The collision of global markets and social mood

Wednesday, November 9, 2011

The 70s Are So Over Now

The 1276 Fibonacci confluence zone nailed the high yesterday. The S&P peaked at 1277.55. Futures are down over 2% this morning. The 70s are so over.

I often mention zones because I don't always expect price to achieve a perfect hit. It can and does happen, but it doesn't have to. There is art and there is science. I'd much rather cultivate art.

Some would rather build complex models that seek to trade the markets like a machine when markets are simply outward psychological expressions of our inner moods.

Leave science for the lab coats. Trading is more about psychology.

Today's psychology will most likely be centered on fear. Large players will notice several things: markets are down hard after hitting the 200-day moving average, good numbers from China, a rally across Asia, margin hikes on Italian debt, and widening French bund spreads.

I don't care that the latest hook is that "portfolio managers are keeping a bid under the market because they are chasing performance." The market is infinitely larger than a group of PMs who got short at the October lows and very long this week and last week. When their minds adjust to the prospect of losing assets rather than simply under performing relative to an index, they will sell en masse.

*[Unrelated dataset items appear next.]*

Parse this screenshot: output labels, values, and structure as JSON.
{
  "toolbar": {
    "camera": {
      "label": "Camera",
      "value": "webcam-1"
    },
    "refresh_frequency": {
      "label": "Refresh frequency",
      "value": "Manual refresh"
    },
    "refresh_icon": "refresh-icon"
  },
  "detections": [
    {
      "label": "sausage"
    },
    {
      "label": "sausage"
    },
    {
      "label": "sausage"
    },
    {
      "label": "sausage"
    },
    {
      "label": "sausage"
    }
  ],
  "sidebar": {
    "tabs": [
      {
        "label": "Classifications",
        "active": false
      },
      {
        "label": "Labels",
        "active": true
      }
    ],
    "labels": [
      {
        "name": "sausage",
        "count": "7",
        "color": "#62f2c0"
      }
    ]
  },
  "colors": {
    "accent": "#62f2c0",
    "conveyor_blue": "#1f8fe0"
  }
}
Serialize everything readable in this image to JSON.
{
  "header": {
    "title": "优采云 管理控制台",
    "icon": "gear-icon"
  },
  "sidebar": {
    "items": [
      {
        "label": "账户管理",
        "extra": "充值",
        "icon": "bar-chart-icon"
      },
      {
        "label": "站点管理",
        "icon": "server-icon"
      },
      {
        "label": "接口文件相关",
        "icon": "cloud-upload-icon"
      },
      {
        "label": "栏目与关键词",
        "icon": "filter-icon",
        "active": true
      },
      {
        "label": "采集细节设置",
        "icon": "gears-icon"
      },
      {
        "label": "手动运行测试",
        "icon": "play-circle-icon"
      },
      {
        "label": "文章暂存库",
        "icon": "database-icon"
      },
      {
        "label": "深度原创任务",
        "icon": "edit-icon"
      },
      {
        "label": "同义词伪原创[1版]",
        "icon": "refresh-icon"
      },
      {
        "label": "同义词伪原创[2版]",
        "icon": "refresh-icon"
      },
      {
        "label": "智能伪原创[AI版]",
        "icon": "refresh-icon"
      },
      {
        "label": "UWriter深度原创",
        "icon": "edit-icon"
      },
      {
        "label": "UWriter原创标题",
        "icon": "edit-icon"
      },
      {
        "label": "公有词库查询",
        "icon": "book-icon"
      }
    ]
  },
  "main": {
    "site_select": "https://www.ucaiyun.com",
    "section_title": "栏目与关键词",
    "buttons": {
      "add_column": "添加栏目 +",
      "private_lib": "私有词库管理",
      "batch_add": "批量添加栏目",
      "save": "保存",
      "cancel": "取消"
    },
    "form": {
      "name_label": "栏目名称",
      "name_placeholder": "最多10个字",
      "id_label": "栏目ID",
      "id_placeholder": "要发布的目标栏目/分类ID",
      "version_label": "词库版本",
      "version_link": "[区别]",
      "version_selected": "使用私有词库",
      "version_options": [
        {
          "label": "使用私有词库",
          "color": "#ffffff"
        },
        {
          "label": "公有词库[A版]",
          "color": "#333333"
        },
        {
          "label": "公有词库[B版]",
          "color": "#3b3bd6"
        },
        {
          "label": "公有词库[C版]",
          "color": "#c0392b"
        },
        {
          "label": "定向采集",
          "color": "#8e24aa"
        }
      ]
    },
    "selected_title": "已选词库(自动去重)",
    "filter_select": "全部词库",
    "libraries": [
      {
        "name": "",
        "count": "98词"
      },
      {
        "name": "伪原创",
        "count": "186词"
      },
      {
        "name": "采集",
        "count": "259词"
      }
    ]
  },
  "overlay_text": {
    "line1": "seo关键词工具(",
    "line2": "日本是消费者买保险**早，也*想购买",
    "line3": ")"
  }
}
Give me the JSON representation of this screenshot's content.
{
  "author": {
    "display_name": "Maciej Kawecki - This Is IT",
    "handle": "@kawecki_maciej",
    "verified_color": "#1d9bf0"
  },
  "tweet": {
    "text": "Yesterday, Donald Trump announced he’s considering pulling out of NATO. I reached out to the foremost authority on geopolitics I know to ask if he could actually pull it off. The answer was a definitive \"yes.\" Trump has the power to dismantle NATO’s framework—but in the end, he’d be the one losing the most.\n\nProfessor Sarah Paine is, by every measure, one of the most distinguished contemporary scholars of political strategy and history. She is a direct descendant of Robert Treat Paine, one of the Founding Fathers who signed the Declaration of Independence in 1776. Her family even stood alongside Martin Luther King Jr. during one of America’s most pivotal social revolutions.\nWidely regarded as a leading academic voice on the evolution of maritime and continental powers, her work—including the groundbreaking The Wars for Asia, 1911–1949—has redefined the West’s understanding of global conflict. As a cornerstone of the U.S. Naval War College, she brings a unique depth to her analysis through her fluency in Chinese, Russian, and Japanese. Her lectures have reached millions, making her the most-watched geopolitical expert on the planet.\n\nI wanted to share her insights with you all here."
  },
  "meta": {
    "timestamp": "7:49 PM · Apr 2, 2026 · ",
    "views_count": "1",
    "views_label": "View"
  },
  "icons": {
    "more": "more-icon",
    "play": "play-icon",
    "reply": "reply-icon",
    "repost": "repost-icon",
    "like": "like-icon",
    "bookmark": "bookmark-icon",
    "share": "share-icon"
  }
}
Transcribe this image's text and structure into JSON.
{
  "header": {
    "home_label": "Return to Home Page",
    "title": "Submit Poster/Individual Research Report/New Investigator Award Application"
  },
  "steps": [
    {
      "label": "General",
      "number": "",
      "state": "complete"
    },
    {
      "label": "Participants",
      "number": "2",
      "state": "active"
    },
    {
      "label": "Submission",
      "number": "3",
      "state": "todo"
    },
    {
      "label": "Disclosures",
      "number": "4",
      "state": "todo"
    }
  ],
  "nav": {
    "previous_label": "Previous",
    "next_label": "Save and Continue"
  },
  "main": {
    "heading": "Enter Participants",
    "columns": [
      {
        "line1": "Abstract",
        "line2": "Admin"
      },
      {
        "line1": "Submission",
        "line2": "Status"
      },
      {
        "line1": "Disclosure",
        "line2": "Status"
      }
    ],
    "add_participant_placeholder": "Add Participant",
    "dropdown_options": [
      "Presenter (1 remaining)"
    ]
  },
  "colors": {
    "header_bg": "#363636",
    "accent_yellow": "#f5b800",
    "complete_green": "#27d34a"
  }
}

To this point, take note of the VIX. There is plenty of room for fear to manifest until it becomes extreme.

Targets now are Monday's 1240.75 low, the 50-day MA at 1220, and the 11/1/11 low of 1215.42.

What if I'm wrong? What if the S&P traces out a huge triangle at these levels? There is a spot up around 1343 that is made up of several opens and closes that coincides with a 61.8% measured move from what would likely be the widest part of the triangle. Just throwing it out there. For the time being though, my money is on red.